The following will run the algorithm and stream results: 

MATCH (start:Station{name:"King's Cross St. Pancras"}),(end:Station{name:"Kentish Town"})
CALL algo.shortestPath.astar.stream(start, end, 'time', 'latitude', 'longitude', {defaultValue:1.0})
YIELD nodeId, cost
RETURN algo.asNode(nodeId).name as station,cost

Table 7.19. Results
Name Cost

King’s Cross St. Pancras

0

Euston

2

Camden Town

5

Kentish Town

7

7.5.4. Cypher projection

If label and relationship-type are not selective enough to describe your subgraph to run the algorithm on, you can use Cypher statements to load or project subsets of your graph. This can also be used to run algorithms on a virtual graph. You can learn more in the Section 2.2, “Cypher projection” section of the manual.

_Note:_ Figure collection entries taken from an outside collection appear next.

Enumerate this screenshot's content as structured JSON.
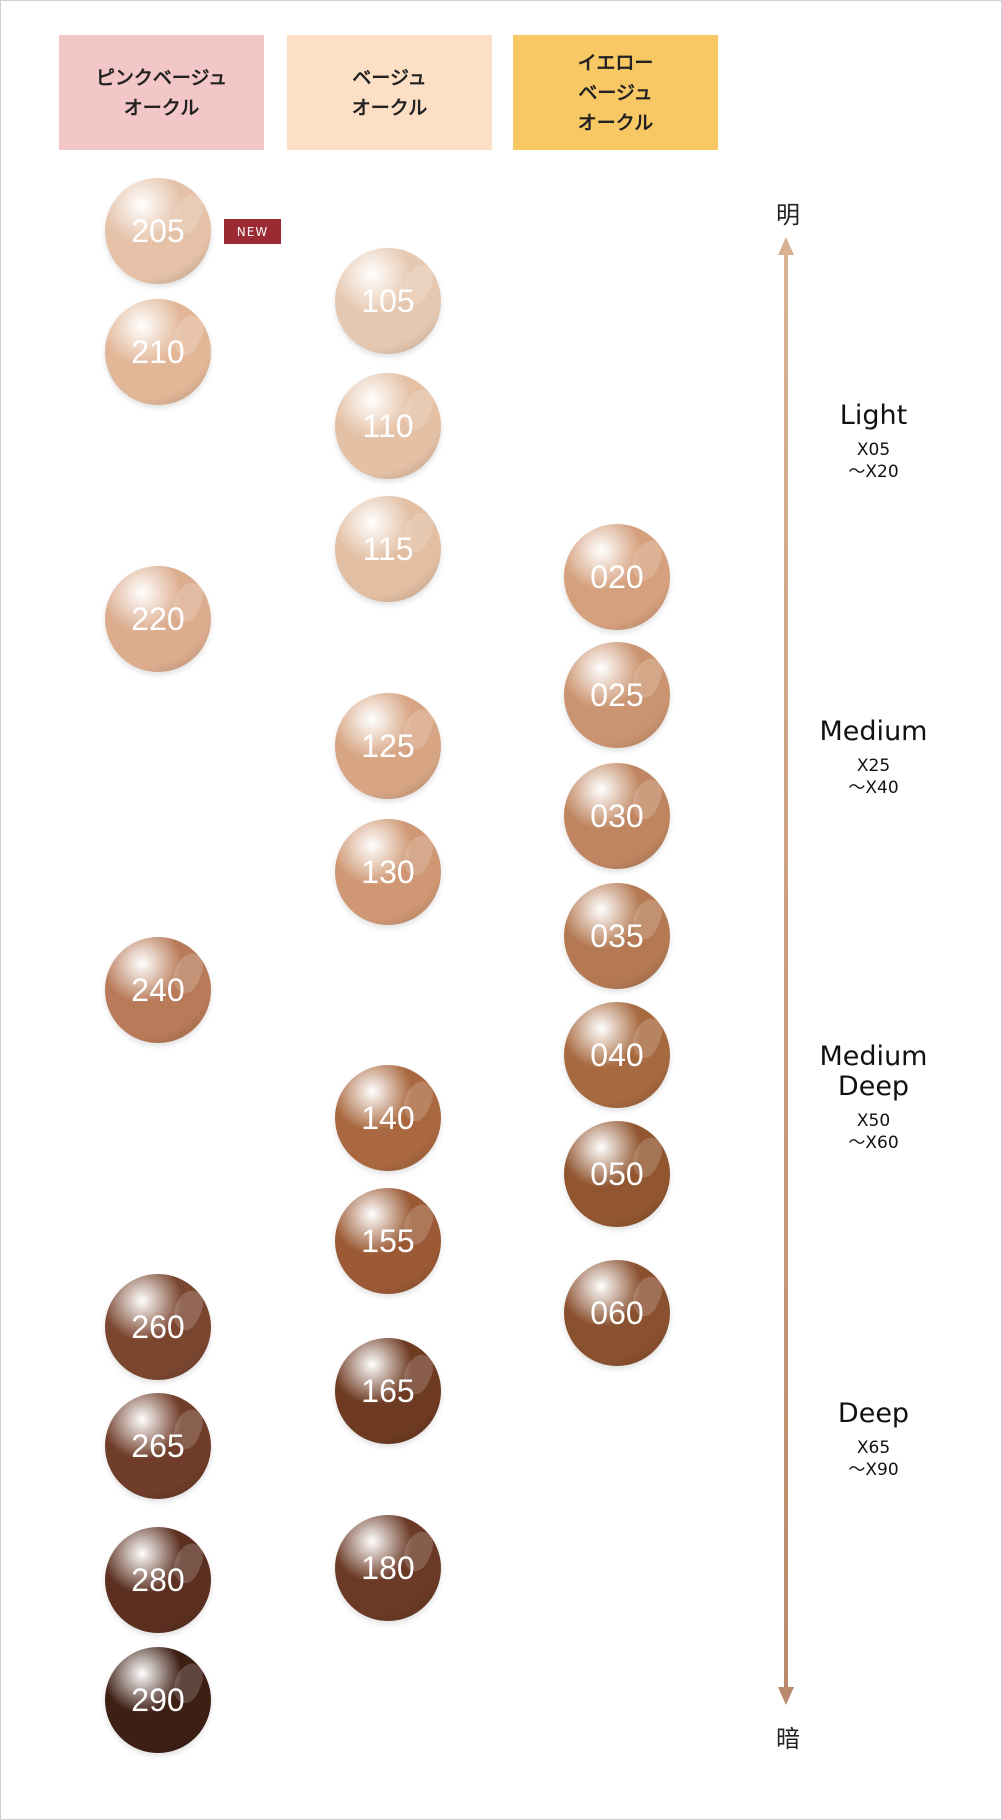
{
  "headers": [
    {
      "lines": [
        "ピンクベージュ",
        "オークル"
      ],
      "color": "#f3c6c8"
    },
    {
      "lines": [
        "ベージュ",
        "オークル"
      ],
      "color": "#fddfc6"
    },
    {
      "lines": [
        "イエロー",
        "ベージュ",
        "オークル"
      ],
      "color": "#f8c865"
    }
  ],
  "new_badge": "NEW",
  "scale": {
    "top": "明",
    "bottom": "暗"
  },
  "levels": [
    {
      "name": "Light",
      "range_from": "X05",
      "range_to": "～X20"
    },
    {
      "name": "Medium",
      "range_from": "X25",
      "range_to": "～X40"
    },
    {
      "name": "Medium Deep",
      "range_from": "X50",
      "range_to": "～X60"
    },
    {
      "name": "Deep",
      "range_from": "X65",
      "range_to": "～X90"
    }
  ],
  "columns": [
    {
      "shades": [
        {
          "code": "205",
          "color": "#e4c1a7",
          "is_new": true
        },
        {
          "code": "210",
          "color": "#e2b798"
        },
        {
          "code": "220",
          "color": "#dcac8e"
        },
        {
          "code": "240",
          "color": "#b87a58"
        },
        {
          "code": "260",
          "color": "#7b4630"
        },
        {
          "code": "265",
          "color": "#6f3d29"
        },
        {
          "code": "280",
          "color": "#5c3021"
        },
        {
          "code": "290",
          "color": "#3e1f14"
        }
      ]
    },
    {
      "shades": [
        {
          "code": "105",
          "color": "#e6c8b0"
        },
        {
          "code": "110",
          "color": "#e4c0a4"
        },
        {
          "code": "115",
          "color": "#e2bea2"
        },
        {
          "code": "125",
          "color": "#d7a583"
        },
        {
          "code": "130",
          "color": "#cf9773"
        },
        {
          "code": "140",
          "color": "#a9683f"
        },
        {
          "code": "155",
          "color": "#9b5a35"
        },
        {
          "code": "165",
          "color": "#6e3a22"
        },
        {
          "code": "180",
          "color": "#6b3a26"
        }
      ]
    },
    {
      "shades": [
        {
          "code": "020",
          "color": "#d5a07d"
        },
        {
          "code": "025",
          "color": "#cb9470"
        },
        {
          "code": "030",
          "color": "#bf8560"
        },
        {
          "code": "035",
          "color": "#b47952"
        },
        {
          "code": "040",
          "color": "#a7693f"
        },
        {
          "code": "050",
          "color": "#915630"
        },
        {
          "code": "060",
          "color": "#8a5130"
        }
      ]
    }
  ]
}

Set graph:'cypher' in the config: 

MATCH (start:Station{name:"King's Cross St. Pancras"}),(end:Station{name:"Kentish Town"})
CALL algo.shortestPath.astar.stream(start, end, 'time','latitude','longitude',{
nodeQuery:'MATCH (p:Station) RETURN id(p) as id',
relationshipQuery:'MATCH (p1:Station)-[r:CONNECTION]->(p2:Station) RETURN id(p1) as source, id(p2) as target,r.time as weight',
graph:'cypher'})
YIELD nodeId, cost
RETURN nodeId,cost

7.5.5. Syntax

The following will run the algorithm and stream results: 

CALL algo.shortestPath.astar.stream((startNode:Node, endNode:Node, weightProperty:String, propertyKeyLat:String, propertyKeyLon:String,
    {nodeQuery:'labelName', relationshipQuery:'relationshipName', direction:'BOTH', defaultValue:1.0})
YIELD nodeId, cost

Table 7.20. Parameters
Name Type Default Optional Description

startNode

node

null

no

The start node

endNode

node

null

no

The end node

weightProperty

string

null

yes

The property name that contains weight

propertyKeyLat

string

null

no

The property name that contains latitude coordinate

propertyKeyLon

string

null

no

The property name that contains longitude coordinate

nodeQuery

string

null

yes

The label to load from the graph. If null, load all nodes

relationshipQuery

string

null

yes

The relationship-type to load from the graph. If null, load all nodes

defaultValue

float

null

yes

The default value of the weight in case it is missing or invalid

direction

string

outgoing

yes

The relationship direction to load from the graph. If 'both', treats the relationships as undirected

Table 7.21. Results
Name Type Description

nodeId

int

Node ID

cost

int

The cost it takes to get from start node to specific node

7.5.6. Graph type support

The Shortest Path algorithms support the following graph types:

  • ✓ directed, unweighted:

    • direction: 'OUTGOING' or INCOMING, weightProperty: null
  • ✓ directed, weighted

    • direction: 'OUTGOING' or INCOMING, weightProperty: 'cost'
  • ✓ undirected, unweighted

    • direction: 'BOTH', weightProperty: null
  • ✓ undirected, weighted

    • direction: 'BOTH', weightProperty: 'cost'

7.5.7. Implementations

algo.shortestPath.astar.stream()

  • Implementation of A* heuristic function is for geospatial distances.